Basic Swagger integration gives you a functional API map, but a publicly facing enterprise API (like Stripe or Twilio) requires deeply customized, human-readable documentation. We achieve this by enriching Swashbuckle with custom schemas, examples, and operation filters.
A JSON schema is helpful, but seeing actual "mock data" inside the Swagger UI instantly clarifies what an endpoint expects. We use the Swashbuckle.AspNetCore.Filters package to inject IExamplesProvider.
dotnet add package Swashbuckle.AspNetCore.Filters
public class UserDtoExample : IExamplesProvider<UserDto>
{
public UserDto GetExamples()
{
return new UserDto
{
FirstName = "John",
LastName = "Doe",
Email = "john.doe@enterprise.com",
Age = 35
};
}
}
builder.Services.AddSwaggerExamplesFromAssemblyOf<UserDtoExample>();
builder.Services.AddSwaggerGen(c =>
{
c.ExampleFilters(); // Activates the mock data in the Swagger UI
});
Sometimes you have endpoints (like an internal server health check or an administrative flush-cache trigger) that you absolutely do not want exposed in the public OpenAPI schema.
[ApiController]
[Route("api/admin")]
// This attribute tells Swashbuckle to completely ignore this controller
// when generating the swagger.json file.
[ApiExplorerSettings(IgnoreApi = true)]
public class SecretAdminController : ControllerBase
{
[HttpPost("flush-redis")]
public IActionResult FlushCache() { ... }
}
You do not have to use the default green Swagger UI theme. You can inject custom CSS directly into the Swagger middleware to brand the page with your company's colors and logo.
// In Program.cs
app.UseSwaggerUI(c =>
{
c.SwaggerEndpoint("/swagger/v1/swagger.json", "My API V1");
// Serve a custom CSS file from the wwwroot folder
c.InjectStylesheet("/swagger-ui/custom-company-theme.css");
// Change the HTML document title
c.DocumentTitle = "Enterprise Corp Developer Portal";
});
Q: "How can we automatically hide endpoints in Swagger from users who do not have the proper Authorization Roles to access them?"
Architect Answer: "Swashbuckle generates the `swagger.json` statically at application startup; it doesn't dynamically change based on who is currently looking at the webpage.
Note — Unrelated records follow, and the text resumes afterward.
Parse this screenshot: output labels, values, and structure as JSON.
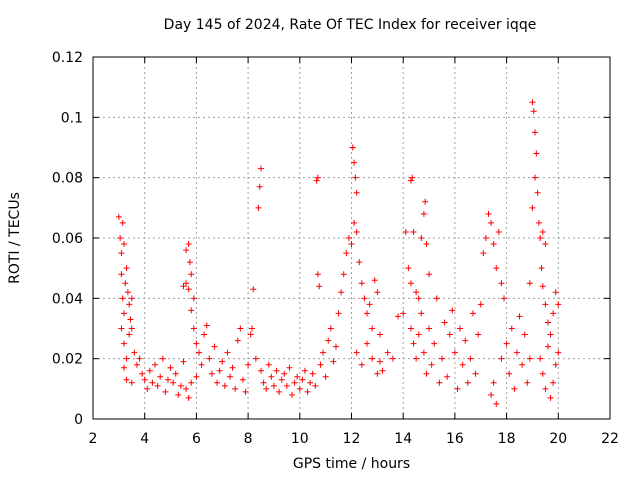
{
  "chart_data": {
    "type": "scatter",
    "title": "Day 145 of 2024, Rate Of TEC Index for receiver iqqe",
    "xlabel": "GPS time / hours",
    "ylabel": "ROTI / TECUs",
    "xlim": [
      2,
      22
    ],
    "ylim": [
      0,
      0.12
    ],
    "xticks": [
      2,
      4,
      6,
      8,
      10,
      12,
      14,
      16,
      18,
      20,
      22
    ],
    "yticks": [
      0,
      0.02,
      0.04,
      0.06,
      0.08,
      0.1,
      0.12
    ],
    "xtick_labels": [
      "2",
      "4",
      "6",
      "8",
      "10",
      "12",
      "14",
      "16",
      "18",
      "20",
      "22"
    ],
    "ytick_labels": [
      "0",
      "0.02",
      "0.04",
      "0.06",
      "0.08",
      "0.1",
      "0.12"
    ],
    "grid": true,
    "marker": "+",
    "color": "#ff0000",
    "series": [
      {
        "name": "ROTI",
        "points": [
          [
            3.0,
            0.067
          ],
          [
            3.05,
            0.06
          ],
          [
            3.1,
            0.055
          ],
          [
            3.15,
            0.065
          ],
          [
            3.2,
            0.058
          ],
          [
            3.1,
            0.048
          ],
          [
            3.15,
            0.04
          ],
          [
            3.2,
            0.035
          ],
          [
            3.25,
            0.045
          ],
          [
            3.3,
            0.05
          ],
          [
            3.35,
            0.042
          ],
          [
            3.4,
            0.038
          ],
          [
            3.45,
            0.033
          ],
          [
            3.5,
            0.04
          ],
          [
            3.1,
            0.03
          ],
          [
            3.2,
            0.025
          ],
          [
            3.3,
            0.02
          ],
          [
            3.4,
            0.028
          ],
          [
            3.5,
            0.03
          ],
          [
            3.6,
            0.022
          ],
          [
            3.7,
            0.018
          ],
          [
            3.2,
            0.017
          ],
          [
            3.3,
            0.013
          ],
          [
            3.5,
            0.012
          ],
          [
            3.8,
            0.02
          ],
          [
            3.9,
            0.015
          ],
          [
            4.0,
            0.013
          ],
          [
            4.1,
            0.01
          ],
          [
            4.2,
            0.016
          ],
          [
            4.3,
            0.012
          ],
          [
            4.4,
            0.018
          ],
          [
            4.5,
            0.011
          ],
          [
            4.6,
            0.014
          ],
          [
            4.7,
            0.02
          ],
          [
            4.8,
            0.009
          ],
          [
            4.9,
            0.013
          ],
          [
            5.0,
            0.017
          ],
          [
            5.1,
            0.012
          ],
          [
            5.2,
            0.015
          ],
          [
            5.3,
            0.008
          ],
          [
            5.4,
            0.011
          ],
          [
            5.5,
            0.019
          ],
          [
            5.6,
            0.056
          ],
          [
            5.7,
            0.058
          ],
          [
            5.75,
            0.052
          ],
          [
            5.8,
            0.048
          ],
          [
            5.6,
            0.045
          ],
          [
            5.7,
            0.043
          ],
          [
            5.9,
            0.04
          ],
          [
            5.5,
            0.044
          ],
          [
            5.8,
            0.036
          ],
          [
            5.9,
            0.03
          ],
          [
            6.0,
            0.025
          ],
          [
            5.6,
            0.01
          ],
          [
            5.7,
            0.007
          ],
          [
            5.8,
            0.012
          ],
          [
            6.0,
            0.014
          ],
          [
            6.1,
            0.022
          ],
          [
            6.2,
            0.018
          ],
          [
            6.3,
            0.028
          ],
          [
            6.4,
            0.031
          ],
          [
            6.5,
            0.02
          ],
          [
            6.6,
            0.015
          ],
          [
            6.7,
            0.024
          ],
          [
            6.8,
            0.012
          ],
          [
            6.9,
            0.016
          ],
          [
            7.0,
            0.019
          ],
          [
            7.1,
            0.011
          ],
          [
            7.2,
            0.022
          ],
          [
            7.3,
            0.014
          ],
          [
            7.4,
            0.017
          ],
          [
            7.5,
            0.01
          ],
          [
            7.6,
            0.026
          ],
          [
            7.7,
            0.03
          ],
          [
            7.8,
            0.013
          ],
          [
            7.9,
            0.009
          ],
          [
            8.0,
            0.018
          ],
          [
            8.1,
            0.028
          ],
          [
            8.15,
            0.03
          ],
          [
            8.2,
            0.043
          ],
          [
            8.3,
            0.02
          ],
          [
            8.4,
            0.07
          ],
          [
            8.45,
            0.077
          ],
          [
            8.5,
            0.083
          ],
          [
            8.5,
            0.016
          ],
          [
            8.6,
            0.012
          ],
          [
            8.7,
            0.01
          ],
          [
            8.8,
            0.018
          ],
          [
            8.9,
            0.014
          ],
          [
            9.0,
            0.011
          ],
          [
            9.1,
            0.016
          ],
          [
            9.2,
            0.009
          ],
          [
            9.3,
            0.013
          ],
          [
            9.4,
            0.015
          ],
          [
            9.5,
            0.011
          ],
          [
            9.6,
            0.017
          ],
          [
            9.7,
            0.008
          ],
          [
            9.8,
            0.012
          ],
          [
            9.9,
            0.014
          ],
          [
            10.0,
            0.01
          ],
          [
            10.1,
            0.013
          ],
          [
            10.2,
            0.016
          ],
          [
            10.3,
            0.009
          ],
          [
            10.4,
            0.012
          ],
          [
            10.5,
            0.015
          ],
          [
            10.6,
            0.011
          ],
          [
            10.65,
            0.079
          ],
          [
            10.7,
            0.08
          ],
          [
            10.7,
            0.048
          ],
          [
            10.75,
            0.044
          ],
          [
            10.8,
            0.018
          ],
          [
            10.9,
            0.022
          ],
          [
            11.0,
            0.014
          ],
          [
            11.1,
            0.026
          ],
          [
            11.2,
            0.03
          ],
          [
            11.3,
            0.019
          ],
          [
            11.4,
            0.024
          ],
          [
            11.5,
            0.035
          ],
          [
            11.6,
            0.042
          ],
          [
            11.7,
            0.048
          ],
          [
            11.8,
            0.055
          ],
          [
            11.9,
            0.06
          ],
          [
            12.0,
            0.058
          ],
          [
            12.05,
            0.09
          ],
          [
            12.1,
            0.085
          ],
          [
            12.15,
            0.08
          ],
          [
            12.2,
            0.075
          ],
          [
            12.1,
            0.065
          ],
          [
            12.2,
            0.062
          ],
          [
            12.3,
            0.052
          ],
          [
            12.4,
            0.045
          ],
          [
            12.5,
            0.04
          ],
          [
            12.6,
            0.035
          ],
          [
            12.7,
            0.038
          ],
          [
            12.8,
            0.03
          ],
          [
            12.9,
            0.046
          ],
          [
            13.0,
            0.042
          ],
          [
            13.1,
            0.028
          ],
          [
            12.2,
            0.022
          ],
          [
            12.4,
            0.018
          ],
          [
            12.6,
            0.025
          ],
          [
            12.8,
            0.02
          ],
          [
            13.0,
            0.015
          ],
          [
            13.1,
            0.019
          ],
          [
            13.2,
            0.016
          ],
          [
            13.4,
            0.022
          ],
          [
            13.6,
            0.02
          ],
          [
            13.8,
            0.034
          ],
          [
            14.0,
            0.035
          ],
          [
            14.1,
            0.062
          ],
          [
            14.3,
            0.079
          ],
          [
            14.35,
            0.08
          ],
          [
            14.4,
            0.062
          ],
          [
            14.2,
            0.05
          ],
          [
            14.3,
            0.045
          ],
          [
            14.5,
            0.042
          ],
          [
            14.6,
            0.04
          ],
          [
            14.7,
            0.06
          ],
          [
            14.8,
            0.068
          ],
          [
            14.85,
            0.072
          ],
          [
            14.9,
            0.058
          ],
          [
            15.0,
            0.048
          ],
          [
            14.3,
            0.03
          ],
          [
            14.4,
            0.025
          ],
          [
            14.5,
            0.02
          ],
          [
            14.6,
            0.028
          ],
          [
            14.7,
            0.035
          ],
          [
            14.8,
            0.022
          ],
          [
            14.9,
            0.015
          ],
          [
            15.0,
            0.03
          ],
          [
            15.1,
            0.018
          ],
          [
            15.2,
            0.025
          ],
          [
            15.3,
            0.04
          ],
          [
            15.4,
            0.012
          ],
          [
            15.5,
            0.02
          ],
          [
            15.6,
            0.032
          ],
          [
            15.7,
            0.014
          ],
          [
            15.8,
            0.028
          ],
          [
            15.9,
            0.036
          ],
          [
            16.0,
            0.022
          ],
          [
            16.1,
            0.01
          ],
          [
            16.2,
            0.03
          ],
          [
            16.3,
            0.018
          ],
          [
            16.4,
            0.026
          ],
          [
            16.5,
            0.012
          ],
          [
            16.6,
            0.02
          ],
          [
            16.7,
            0.035
          ],
          [
            16.8,
            0.015
          ],
          [
            16.9,
            0.028
          ],
          [
            17.0,
            0.038
          ],
          [
            17.1,
            0.055
          ],
          [
            17.2,
            0.06
          ],
          [
            17.3,
            0.068
          ],
          [
            17.4,
            0.065
          ],
          [
            17.5,
            0.058
          ],
          [
            17.6,
            0.05
          ],
          [
            17.7,
            0.062
          ],
          [
            17.8,
            0.045
          ],
          [
            17.9,
            0.04
          ],
          [
            17.4,
            0.008
          ],
          [
            17.5,
            0.012
          ],
          [
            17.6,
            0.005
          ],
          [
            17.8,
            0.02
          ],
          [
            18.0,
            0.025
          ],
          [
            18.1,
            0.015
          ],
          [
            18.2,
            0.03
          ],
          [
            18.3,
            0.01
          ],
          [
            18.4,
            0.022
          ],
          [
            18.5,
            0.034
          ],
          [
            18.6,
            0.018
          ],
          [
            18.7,
            0.028
          ],
          [
            18.8,
            0.012
          ],
          [
            18.9,
            0.02
          ],
          [
            18.9,
            0.045
          ],
          [
            19.0,
            0.07
          ],
          [
            19.0,
            0.105
          ],
          [
            19.05,
            0.102
          ],
          [
            19.1,
            0.095
          ],
          [
            19.15,
            0.088
          ],
          [
            19.1,
            0.08
          ],
          [
            19.2,
            0.075
          ],
          [
            19.25,
            0.065
          ],
          [
            19.3,
            0.06
          ],
          [
            19.4,
            0.062
          ],
          [
            19.5,
            0.058
          ],
          [
            19.35,
            0.05
          ],
          [
            19.4,
            0.044
          ],
          [
            19.5,
            0.038
          ],
          [
            19.6,
            0.032
          ],
          [
            19.7,
            0.028
          ],
          [
            19.8,
            0.035
          ],
          [
            19.9,
            0.042
          ],
          [
            20.0,
            0.038
          ],
          [
            19.3,
            0.02
          ],
          [
            19.4,
            0.015
          ],
          [
            19.5,
            0.01
          ],
          [
            19.6,
            0.024
          ],
          [
            19.7,
            0.007
          ],
          [
            19.8,
            0.012
          ],
          [
            19.9,
            0.018
          ],
          [
            20.0,
            0.022
          ]
        ]
      }
    ]
  }
}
However, we can write a custom `IDocumentFilter`. We can inspect the `[Authorize(Roles='Admin')]` attributes on our controllers, and if the endpoint requires Admin, we can tag it with a special metadata badge or physically organize the UI to separate 'Public Endpoints' from 'Admin Endpoints'. To truly hide them dynamically based on the current user's token session, you would need to build a custom API Gateway developer portal (like Azure API Management) rather than relying purely on the static Swagger UI."